129 out of the 144 MPs present, voted in favour of the motion to scrap the amnesties on April 5. Top politicians of the ruling coalition and government ministers, including Prime Minister Robert Fico, were present in the parliament and applauded when the vote count appeared on the screen. Only one MP, Natália Grausová of the extremist ĽSNS voted against, her colleagues from the extremist caucus abstaining from the vote. One MP, independent Peter Marček, refrained from voting. Two SNS MPs, Anton Hrnko and Eva Antošová, and four Smer MPs, Ján Podmanický, Miroslav Číž, Robert Madej, and Dušan Muňko, did not attend the vote.
“The fight for the cancellation of Mečiar’s amnesties has started the healing process of the democratic Slovakia,” Ján Budaj, deputy for the opposition OĽaNO and one of the protagonists of the 1989 revolution in Slovakia, said in parliament on this day. He believes the end of the immoral amnesties brings a new hope for the country.
In the text of the resolution that cancels the amnesties, the MPs claim they are convinced that they honour the principle “that an amnesty cannot be granted to representatives of state power, persons who act in their name or in cooperation with them, and the people close to representatives of state power”.
The blanket amnesties that Vladimír Mečiar granted to cover all crimes linked with the abduction of the president’s son in 1995 and the murder of Róbert Remiáš in 1996, have been in place for 19 years.
The vote on the amnesties was preceded by a change to the Slovak Constitution, as proposed by the ruling coalition. On March 30, the majority of 124 MPs passed the amendment that allows the parliament to cancel the Mečiar amnesties and one pardon granted by the late president Michal Kováč, to his son.
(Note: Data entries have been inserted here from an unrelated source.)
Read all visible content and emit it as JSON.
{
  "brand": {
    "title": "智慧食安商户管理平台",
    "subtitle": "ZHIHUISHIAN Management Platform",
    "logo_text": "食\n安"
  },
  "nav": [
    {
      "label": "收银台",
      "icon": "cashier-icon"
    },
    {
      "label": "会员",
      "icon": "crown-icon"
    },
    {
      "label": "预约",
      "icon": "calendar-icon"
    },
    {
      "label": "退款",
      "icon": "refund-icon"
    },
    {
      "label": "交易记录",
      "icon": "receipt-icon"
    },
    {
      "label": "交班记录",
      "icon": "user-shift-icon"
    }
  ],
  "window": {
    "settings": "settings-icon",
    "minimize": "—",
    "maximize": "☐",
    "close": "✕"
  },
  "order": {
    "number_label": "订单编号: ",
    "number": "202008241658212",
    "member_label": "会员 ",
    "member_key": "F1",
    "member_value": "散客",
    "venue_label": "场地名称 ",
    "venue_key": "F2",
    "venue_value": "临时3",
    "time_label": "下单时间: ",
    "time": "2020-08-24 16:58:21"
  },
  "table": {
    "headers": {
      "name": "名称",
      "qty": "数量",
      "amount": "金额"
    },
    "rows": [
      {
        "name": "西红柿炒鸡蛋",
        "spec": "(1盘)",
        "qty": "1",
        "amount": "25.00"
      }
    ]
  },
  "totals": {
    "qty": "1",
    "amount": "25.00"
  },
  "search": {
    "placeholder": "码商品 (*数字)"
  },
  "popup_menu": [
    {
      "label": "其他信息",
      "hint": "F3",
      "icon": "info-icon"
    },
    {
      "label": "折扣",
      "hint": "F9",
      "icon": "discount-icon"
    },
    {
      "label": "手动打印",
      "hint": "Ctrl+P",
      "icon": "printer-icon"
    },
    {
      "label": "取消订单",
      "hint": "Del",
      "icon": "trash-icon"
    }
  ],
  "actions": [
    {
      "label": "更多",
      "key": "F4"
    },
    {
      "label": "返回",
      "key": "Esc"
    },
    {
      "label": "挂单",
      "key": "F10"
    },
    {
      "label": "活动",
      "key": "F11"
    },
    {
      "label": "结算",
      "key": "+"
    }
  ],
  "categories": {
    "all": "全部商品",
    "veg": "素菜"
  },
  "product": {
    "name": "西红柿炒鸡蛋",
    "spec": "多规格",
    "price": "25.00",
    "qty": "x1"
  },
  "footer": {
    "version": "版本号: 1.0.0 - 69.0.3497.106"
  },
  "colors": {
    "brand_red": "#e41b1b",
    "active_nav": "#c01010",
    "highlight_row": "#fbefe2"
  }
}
The opposition originally demanded that all the pardons in the Technopol case, which also include the one for Kováč Jr, be scrapped. But even though the coalition did not include its proposed five changes in the draft, most of the opposition MPs finally decided to support the constitutional amendment that granted the powers to parliament to revoke presidential pardons and amnesties if they are in discrepancy with the principles of the democratic rule of law.
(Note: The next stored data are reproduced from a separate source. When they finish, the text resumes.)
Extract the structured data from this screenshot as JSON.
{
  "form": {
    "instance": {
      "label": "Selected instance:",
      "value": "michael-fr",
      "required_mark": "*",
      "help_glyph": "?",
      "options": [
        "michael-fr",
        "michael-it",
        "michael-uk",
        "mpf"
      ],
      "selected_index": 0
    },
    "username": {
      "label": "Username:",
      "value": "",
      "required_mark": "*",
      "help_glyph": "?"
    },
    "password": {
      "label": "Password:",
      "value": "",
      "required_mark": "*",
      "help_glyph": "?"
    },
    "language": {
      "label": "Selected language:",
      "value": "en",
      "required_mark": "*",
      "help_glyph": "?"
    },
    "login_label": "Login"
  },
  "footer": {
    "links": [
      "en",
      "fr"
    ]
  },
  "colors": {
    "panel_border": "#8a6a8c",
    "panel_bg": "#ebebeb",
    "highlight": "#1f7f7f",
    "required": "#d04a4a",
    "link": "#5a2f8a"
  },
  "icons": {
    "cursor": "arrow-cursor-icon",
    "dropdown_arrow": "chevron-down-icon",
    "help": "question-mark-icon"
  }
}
Under the amendment to the constitution, any revocation of amnesties or pardons must be evaluated within 60 days by the Constitutional Court, which will be tasked with either confirming or rejecting the parliamentary decision.
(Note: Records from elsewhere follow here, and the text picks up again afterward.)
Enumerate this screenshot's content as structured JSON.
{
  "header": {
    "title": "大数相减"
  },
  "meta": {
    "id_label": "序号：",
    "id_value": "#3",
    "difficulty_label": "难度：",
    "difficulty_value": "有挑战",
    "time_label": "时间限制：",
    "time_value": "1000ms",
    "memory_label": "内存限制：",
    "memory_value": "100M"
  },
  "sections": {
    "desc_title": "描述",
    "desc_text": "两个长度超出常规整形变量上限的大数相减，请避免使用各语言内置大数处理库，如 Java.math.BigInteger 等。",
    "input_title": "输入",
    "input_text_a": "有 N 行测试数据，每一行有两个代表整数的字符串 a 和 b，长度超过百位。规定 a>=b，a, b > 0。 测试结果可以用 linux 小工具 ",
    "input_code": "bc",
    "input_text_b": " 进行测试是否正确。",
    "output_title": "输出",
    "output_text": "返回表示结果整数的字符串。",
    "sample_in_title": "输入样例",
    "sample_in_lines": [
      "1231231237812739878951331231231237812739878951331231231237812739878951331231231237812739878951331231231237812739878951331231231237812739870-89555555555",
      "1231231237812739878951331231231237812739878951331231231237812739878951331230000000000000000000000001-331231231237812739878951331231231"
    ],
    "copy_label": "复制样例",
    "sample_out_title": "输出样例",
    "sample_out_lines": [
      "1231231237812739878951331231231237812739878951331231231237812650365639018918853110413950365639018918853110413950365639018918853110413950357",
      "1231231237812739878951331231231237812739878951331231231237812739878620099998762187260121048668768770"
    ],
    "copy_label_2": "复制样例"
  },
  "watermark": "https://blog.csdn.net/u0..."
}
“I am convinced that the Constitutional Court will confirm the cancellation of the Mečiar amnesties, and that one pardon of President Kováč,” said leader of Most-Híd, Béla Bugár, prior to the parliamentary vote. His party is the only one among the coalition that has consistently been in favour of cancelling the amnesties in the long run.
Most-Híd MP, Peter Kresák, a known constitutional lawyer, will represent the parliament in front of the Constitutional Court. Talking to the Sme daily, he admitted the defence might also object to some judges taking part in the process. This could be for instance Judge Peter Brňák who in the past served as the MP for HZDS and previously labelled the efforts to scrap amnesties as “frying snowballs”, Sme wrote.